Monday, December 23, 2024

Sudan Tribune

Plural news and views on Sudan

Sudan’s foes agree on two disputed regions

NAIROBI, Jan 23 (Reuters) – Sudan’s government and its rebel foes have agreed in principle how to settle a dispute over two of three contested regions, the chief mediator said on Friday, accelerating efforts to end a 20-year-old war.

The status of the three regions, which are claimed by both sides, is one of two unresolved issues before a final peace deal can be signed between Khartoum and the rebel Sudan People’s Liberation Army (SPLA).

“They have agreed on the conflict areas, but I have not seen anything in writing,” Kenyan chief mediator to the peace talks Lazaro Sumbeiywo told Reuters. “They are still working on the document.”

Sumbeiywo and a rebel source at the talks said the two sides had agreed to allow self-rule and autonomy in the Southern Blue Nile and Nuba Mountains during a six-year interim period after a final peace deal is signed.

Officials were discussing the third area, Abyei, and it was not immediately clear when a signing ceremony would take place.

The two sides inked a deal earlier this month on how they will share wealth after the end of the war in which two million people have been killed, but they are yet to agree on power-sharing and the disputed areas.
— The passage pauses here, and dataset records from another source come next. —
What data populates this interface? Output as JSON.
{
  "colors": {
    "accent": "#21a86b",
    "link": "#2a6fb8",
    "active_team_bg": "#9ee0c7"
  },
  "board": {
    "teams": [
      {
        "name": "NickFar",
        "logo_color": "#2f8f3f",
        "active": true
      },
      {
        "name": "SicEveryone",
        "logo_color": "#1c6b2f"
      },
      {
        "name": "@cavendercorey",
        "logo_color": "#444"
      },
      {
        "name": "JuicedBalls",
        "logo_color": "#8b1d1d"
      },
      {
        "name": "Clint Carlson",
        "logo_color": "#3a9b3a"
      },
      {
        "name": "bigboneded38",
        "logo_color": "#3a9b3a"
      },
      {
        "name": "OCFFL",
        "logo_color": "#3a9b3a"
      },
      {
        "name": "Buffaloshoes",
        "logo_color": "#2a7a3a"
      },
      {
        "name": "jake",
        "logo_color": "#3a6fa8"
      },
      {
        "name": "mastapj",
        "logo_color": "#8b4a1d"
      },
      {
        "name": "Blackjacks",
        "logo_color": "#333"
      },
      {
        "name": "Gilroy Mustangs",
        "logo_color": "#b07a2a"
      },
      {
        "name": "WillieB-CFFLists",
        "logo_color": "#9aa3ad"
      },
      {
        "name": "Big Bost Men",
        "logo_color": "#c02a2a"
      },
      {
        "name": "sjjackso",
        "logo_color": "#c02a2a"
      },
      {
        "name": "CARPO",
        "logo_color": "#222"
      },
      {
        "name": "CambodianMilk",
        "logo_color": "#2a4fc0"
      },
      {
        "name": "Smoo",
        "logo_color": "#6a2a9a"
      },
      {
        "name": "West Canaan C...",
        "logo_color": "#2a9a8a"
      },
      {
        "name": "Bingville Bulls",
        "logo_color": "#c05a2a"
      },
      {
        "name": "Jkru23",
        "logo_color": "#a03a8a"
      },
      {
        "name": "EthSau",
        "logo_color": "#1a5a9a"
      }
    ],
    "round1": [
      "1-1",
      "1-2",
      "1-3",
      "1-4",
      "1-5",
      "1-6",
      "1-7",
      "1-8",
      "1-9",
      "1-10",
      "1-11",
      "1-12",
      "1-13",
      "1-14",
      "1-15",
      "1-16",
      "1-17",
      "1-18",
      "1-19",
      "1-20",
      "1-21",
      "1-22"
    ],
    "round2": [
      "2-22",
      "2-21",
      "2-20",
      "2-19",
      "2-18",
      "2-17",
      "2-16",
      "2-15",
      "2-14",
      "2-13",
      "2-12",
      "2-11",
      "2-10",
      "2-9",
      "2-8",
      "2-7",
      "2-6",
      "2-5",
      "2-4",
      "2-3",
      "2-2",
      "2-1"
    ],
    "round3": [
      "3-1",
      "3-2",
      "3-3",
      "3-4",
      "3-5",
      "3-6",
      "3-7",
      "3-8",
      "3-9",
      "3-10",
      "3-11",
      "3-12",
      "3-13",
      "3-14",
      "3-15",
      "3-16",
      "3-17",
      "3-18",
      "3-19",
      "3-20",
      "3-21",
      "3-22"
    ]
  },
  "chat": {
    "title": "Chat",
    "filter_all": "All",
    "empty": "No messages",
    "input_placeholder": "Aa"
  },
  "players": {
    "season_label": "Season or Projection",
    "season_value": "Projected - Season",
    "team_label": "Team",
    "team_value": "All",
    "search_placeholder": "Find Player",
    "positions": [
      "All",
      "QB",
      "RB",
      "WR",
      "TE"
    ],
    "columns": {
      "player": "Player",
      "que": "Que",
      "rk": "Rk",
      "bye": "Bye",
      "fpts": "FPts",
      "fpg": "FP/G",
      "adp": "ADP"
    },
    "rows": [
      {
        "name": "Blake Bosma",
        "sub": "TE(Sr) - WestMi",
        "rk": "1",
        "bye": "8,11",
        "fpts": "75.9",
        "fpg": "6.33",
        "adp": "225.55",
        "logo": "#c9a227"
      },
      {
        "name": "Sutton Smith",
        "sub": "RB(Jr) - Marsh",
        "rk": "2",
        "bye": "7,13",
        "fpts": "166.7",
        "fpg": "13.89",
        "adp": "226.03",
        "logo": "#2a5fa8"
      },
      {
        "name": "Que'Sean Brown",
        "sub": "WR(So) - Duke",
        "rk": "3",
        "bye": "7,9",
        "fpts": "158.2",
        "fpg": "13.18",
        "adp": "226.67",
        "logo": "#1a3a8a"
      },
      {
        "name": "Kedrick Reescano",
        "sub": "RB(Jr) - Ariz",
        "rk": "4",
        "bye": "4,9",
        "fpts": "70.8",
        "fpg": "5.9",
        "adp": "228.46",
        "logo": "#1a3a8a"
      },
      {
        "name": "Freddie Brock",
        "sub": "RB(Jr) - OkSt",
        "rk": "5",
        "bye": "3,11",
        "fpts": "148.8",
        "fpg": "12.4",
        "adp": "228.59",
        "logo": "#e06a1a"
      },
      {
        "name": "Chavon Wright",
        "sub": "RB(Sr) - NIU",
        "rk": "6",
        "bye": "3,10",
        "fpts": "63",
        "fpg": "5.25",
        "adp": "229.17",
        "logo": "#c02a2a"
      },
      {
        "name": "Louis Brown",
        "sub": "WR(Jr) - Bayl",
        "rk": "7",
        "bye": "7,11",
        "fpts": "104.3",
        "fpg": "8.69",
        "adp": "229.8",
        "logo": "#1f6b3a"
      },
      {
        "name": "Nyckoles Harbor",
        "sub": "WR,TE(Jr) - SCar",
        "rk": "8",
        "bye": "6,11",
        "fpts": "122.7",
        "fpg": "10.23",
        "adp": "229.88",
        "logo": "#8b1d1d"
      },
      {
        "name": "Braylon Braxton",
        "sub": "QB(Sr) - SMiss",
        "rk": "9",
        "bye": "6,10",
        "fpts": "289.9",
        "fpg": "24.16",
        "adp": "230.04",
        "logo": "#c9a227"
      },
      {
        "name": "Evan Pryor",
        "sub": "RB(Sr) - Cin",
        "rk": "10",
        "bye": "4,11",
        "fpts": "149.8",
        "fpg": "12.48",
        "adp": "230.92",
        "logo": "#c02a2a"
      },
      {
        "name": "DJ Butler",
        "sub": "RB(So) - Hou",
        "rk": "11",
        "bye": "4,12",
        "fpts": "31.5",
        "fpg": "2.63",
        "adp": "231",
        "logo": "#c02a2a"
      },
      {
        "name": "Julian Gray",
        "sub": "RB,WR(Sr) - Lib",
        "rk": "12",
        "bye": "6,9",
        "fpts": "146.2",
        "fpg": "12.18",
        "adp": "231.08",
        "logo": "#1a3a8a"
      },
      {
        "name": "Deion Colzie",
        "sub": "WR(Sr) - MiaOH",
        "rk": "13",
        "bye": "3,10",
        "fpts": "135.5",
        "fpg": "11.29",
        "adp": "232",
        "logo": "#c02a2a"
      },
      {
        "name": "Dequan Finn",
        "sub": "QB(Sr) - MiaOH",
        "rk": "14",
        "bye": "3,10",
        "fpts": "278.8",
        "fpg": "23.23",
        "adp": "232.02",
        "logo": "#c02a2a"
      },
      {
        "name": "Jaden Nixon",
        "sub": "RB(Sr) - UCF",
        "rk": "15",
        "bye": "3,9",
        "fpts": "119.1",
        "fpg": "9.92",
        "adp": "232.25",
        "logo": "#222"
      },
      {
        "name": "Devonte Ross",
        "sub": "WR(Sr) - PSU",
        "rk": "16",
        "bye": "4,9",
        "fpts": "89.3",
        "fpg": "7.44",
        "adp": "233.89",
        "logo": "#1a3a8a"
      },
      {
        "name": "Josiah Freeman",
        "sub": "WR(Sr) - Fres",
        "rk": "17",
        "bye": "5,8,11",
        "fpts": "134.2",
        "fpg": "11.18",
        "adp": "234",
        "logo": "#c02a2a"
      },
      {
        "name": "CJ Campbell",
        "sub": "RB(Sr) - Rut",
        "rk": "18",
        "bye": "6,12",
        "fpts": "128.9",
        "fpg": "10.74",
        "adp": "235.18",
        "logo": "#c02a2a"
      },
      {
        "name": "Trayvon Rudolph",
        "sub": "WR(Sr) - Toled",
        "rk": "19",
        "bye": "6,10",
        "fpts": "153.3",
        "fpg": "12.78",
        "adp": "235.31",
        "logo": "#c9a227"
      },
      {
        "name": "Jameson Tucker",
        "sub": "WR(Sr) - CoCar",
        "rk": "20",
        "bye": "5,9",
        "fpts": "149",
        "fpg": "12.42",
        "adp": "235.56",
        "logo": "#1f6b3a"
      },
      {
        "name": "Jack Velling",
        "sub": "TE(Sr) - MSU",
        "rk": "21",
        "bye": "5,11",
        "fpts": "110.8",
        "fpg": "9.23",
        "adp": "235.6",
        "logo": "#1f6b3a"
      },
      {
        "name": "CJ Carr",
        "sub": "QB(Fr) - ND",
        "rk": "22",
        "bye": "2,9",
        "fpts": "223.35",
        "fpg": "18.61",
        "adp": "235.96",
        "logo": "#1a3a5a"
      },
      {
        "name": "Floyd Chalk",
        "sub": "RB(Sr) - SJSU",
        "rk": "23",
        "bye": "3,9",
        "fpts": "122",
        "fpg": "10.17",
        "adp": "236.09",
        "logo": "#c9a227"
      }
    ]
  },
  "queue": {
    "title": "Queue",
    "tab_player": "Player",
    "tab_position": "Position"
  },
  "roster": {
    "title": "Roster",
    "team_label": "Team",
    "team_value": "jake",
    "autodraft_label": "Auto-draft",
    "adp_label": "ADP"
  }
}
“We have agreed on self-rule during the six years, autonomy and popular consultation for the two areas,” said a rebel source at the peace talks taking place in Naivasha, northwest of the Kenyan capital Nairobi.

The source said a separate committee working on the status of Abyei was yet to present its report to the two principals in the negotiations, Sudan’s First Vice President Ali Osman Mohamed Taha, and SPLA leader John Garang.

In July 2002, the sides reached an accord granting the south a referendum on secession after the six-year period during which Islamic sharia law would apply in the north but not the south.

The war in Africa’s largest country pits the Islamist government against southern Christian and animist rebels in a conflict complicated by oil, ideology, ethnicity and religion.

Sudanese President Omar Hassan al-Bashir said last week Khartoum would not negotiate on the territorial dispute involving the three regions with the rebels, saying the talks had no authority to settle the status of the three areas.

Last week, U.S. President George W. Bush’s special envoy to Sudan said a final deal was in sight.